In hot weather, the layer of air adjacent to the hot earth has a higher temperature than the upper atmosphere. The higher the air temperature, the lower its density. This is the whole focus. More dense air refracts light more than less dense. That is, a ray of light, crossing the border of warm and cold air, is refracted. Now consider the course of the rays falling from the sky.
These rays are mainly painted in blue - the color of the sky. Part of the rays, without refracting, reaches the eye of the observer and forms a picture of the sky. The other part refracts and falls to the ground in front of the observer. Reflected from the ground, these reflected rays, in turn, also fall into the eye of the observer. But these are all the same rays of the blue sky. Therefore, passengers of the car see a blue section ahead. The surface layer of air on a hot day constantly fluctuates, resulting in the impression, and this creates the illusion of a water surface.

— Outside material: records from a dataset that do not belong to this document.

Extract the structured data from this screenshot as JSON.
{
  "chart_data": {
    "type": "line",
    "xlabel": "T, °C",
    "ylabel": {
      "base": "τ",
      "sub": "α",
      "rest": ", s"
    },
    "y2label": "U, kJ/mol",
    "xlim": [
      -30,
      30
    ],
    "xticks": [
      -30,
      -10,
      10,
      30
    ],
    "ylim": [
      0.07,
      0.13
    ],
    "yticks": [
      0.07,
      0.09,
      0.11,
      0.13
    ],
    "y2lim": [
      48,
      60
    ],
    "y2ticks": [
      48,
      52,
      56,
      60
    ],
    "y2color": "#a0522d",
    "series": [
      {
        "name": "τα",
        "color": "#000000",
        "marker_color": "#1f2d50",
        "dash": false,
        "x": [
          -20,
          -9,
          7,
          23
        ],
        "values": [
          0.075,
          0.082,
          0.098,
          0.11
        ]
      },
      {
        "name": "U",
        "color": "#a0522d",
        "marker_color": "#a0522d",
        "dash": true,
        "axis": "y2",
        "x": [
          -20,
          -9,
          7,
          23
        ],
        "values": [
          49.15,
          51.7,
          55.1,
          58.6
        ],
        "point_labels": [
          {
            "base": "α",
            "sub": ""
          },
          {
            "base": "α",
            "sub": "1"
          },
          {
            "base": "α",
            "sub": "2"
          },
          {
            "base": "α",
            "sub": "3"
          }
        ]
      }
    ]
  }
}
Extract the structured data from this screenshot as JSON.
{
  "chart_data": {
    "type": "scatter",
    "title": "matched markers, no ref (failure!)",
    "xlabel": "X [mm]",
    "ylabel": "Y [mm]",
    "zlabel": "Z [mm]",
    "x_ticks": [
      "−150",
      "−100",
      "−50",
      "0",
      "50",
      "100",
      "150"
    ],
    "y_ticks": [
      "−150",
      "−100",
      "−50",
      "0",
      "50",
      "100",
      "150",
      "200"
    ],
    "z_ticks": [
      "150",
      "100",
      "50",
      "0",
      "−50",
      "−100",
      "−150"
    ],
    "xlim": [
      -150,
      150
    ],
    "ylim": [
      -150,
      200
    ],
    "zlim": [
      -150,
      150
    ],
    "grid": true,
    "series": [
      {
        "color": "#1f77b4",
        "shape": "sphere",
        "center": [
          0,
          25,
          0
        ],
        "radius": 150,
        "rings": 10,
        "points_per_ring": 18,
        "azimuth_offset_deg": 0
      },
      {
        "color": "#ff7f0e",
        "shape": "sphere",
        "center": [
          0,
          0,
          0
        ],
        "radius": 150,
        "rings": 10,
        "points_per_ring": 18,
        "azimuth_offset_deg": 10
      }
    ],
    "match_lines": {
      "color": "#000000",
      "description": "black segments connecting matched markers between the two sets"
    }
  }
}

Mirages are not a game of imagination. They were even filmed. Rays of light are refracted when crossing the border of warm and cold air.
When does a mirage occur?
A mirage can also occur in the opposite situation. This situation often develops above the surface of the sea. The rays of light reflected from the surface of the sea are refracted at the boundary of cold and warm air and go into the sky, and when reflected from it, they again return to the earth. That is why a ship sailing beyond the horizon may suddenly appear in the sky. The huge "Flying Dutchman" floating among the clouds.
Mirages can occur in a storm and calm. A picture similar to the one seen by the Reverend Father Angelucci is a picture of the calm surface of the sea, reflected in the sky at different angles and returned to the earth by intricate images of columns and castles.
Ghostly castles in the air and other mirages were filmed. Filmed successfully. This proves that a mirage is not a game of imagination. A thirsty traveler who sees an oasis with a well in the desert does not hallucinate. He sees a real oasis, which, reflected in the red-hot sky of the desert, returned to the earth in the form of a ghost.